Push to make life easier for shoppers
NEED two litres of white paint? It is cheaper to buy a four-litre can than two onelitre tins, but many shoppers wouldn’t know.
Got a job to do at home that requires 40 rivets? Buying one pack of 100 will set you back less than two packs of 25.
These anomalies emerge from analysis by the man who got unit prices onto supermarket shelves.
He says it’s time to expand the comparison system — and that doing so could save consumers tens of millions of dollars a year.

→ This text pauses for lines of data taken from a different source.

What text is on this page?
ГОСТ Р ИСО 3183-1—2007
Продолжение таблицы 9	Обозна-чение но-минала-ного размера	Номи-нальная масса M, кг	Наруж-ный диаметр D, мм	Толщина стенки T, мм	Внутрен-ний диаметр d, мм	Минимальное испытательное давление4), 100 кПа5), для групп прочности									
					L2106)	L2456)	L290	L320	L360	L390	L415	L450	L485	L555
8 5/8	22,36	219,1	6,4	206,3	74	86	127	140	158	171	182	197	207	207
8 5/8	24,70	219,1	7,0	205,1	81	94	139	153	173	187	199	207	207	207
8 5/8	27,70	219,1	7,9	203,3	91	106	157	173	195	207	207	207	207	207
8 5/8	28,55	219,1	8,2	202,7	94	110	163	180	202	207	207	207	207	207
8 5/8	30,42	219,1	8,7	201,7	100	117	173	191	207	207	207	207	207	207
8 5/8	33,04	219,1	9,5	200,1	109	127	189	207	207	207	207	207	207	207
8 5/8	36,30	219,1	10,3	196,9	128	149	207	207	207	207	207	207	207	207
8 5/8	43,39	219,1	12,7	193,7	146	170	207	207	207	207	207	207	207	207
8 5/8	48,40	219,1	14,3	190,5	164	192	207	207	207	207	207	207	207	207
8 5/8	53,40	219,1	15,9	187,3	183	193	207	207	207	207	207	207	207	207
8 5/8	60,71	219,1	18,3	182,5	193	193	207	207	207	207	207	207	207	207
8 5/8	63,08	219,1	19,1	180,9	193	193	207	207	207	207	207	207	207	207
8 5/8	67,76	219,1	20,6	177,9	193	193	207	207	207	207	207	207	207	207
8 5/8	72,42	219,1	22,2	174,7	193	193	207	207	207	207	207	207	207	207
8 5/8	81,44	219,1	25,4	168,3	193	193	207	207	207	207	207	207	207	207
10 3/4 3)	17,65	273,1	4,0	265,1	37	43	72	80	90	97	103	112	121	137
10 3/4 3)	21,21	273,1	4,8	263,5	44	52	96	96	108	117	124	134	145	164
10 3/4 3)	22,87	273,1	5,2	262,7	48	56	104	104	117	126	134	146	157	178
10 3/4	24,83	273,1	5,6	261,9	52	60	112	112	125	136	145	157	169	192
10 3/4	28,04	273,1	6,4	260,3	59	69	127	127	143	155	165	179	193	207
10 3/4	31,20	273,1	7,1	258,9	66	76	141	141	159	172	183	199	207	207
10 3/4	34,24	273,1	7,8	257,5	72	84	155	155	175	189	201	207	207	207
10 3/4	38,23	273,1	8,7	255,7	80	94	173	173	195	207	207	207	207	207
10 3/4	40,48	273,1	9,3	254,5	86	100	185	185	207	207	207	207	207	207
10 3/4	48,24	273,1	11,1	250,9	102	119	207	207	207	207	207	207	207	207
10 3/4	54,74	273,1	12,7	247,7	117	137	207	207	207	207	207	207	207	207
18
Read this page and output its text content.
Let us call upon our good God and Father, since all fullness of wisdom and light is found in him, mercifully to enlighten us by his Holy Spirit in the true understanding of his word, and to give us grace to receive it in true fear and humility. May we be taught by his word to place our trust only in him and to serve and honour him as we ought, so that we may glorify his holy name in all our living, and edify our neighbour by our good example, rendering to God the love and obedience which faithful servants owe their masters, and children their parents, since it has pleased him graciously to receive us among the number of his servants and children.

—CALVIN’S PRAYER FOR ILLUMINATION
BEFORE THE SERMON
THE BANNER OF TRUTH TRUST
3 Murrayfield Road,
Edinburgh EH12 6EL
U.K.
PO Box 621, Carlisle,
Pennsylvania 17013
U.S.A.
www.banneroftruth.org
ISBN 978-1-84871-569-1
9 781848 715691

“To me the figures clearly show that it would be beneficial for shoppers to know the unit price for many products sold in hardware stores,” Ian Jarratt, an executive member of the Consumers Federation of Australia (CFA), told The Saturday Telegraph.
Mr Jarratt (pictured) and other advocates are making the case for an expansion of the system to an official review of unit pricing currently under way.
The Telegraph can reveal a national survey of shoppers by consumer group Choice to support its argument shows 86 per cent of Australians believe unit prices should be extended to stores not covered by the code. “Unit pricing is an incredibly important tool for shoppers to compare products and save money,” Choice spokeswoman Katinka Day said.
Mr Jarratt, Choice and Labor told The Telegraph that they were concerned the review’s consultation period of a month was too short.
After we raised these concerns with Assistant Treasurer Stuart Robert, he decided to increase the consultation period to three months, ending February 28.
The extension will “allow more time for public input on the unit pricing code to ensure that it continues to achieve the objective of supporting Australian households to save time and money,” Mr Robert said.
When The Telegraph told Mr Jarratt of the decision, he said: “What a success. It’s great we’ve got this extension.”
He said it would give him and others a better chance to make the case for widening and improving the system.
Opposition consumer affairs spokeswoman Madeleine King said the review needed to consider how unit pricing “can further help Australians get a better deal at the checkout — including whether it’s viable to extend the scheme to other retail outlets”.
Consumers can participate in the review at tinyurl.com/unitpricing.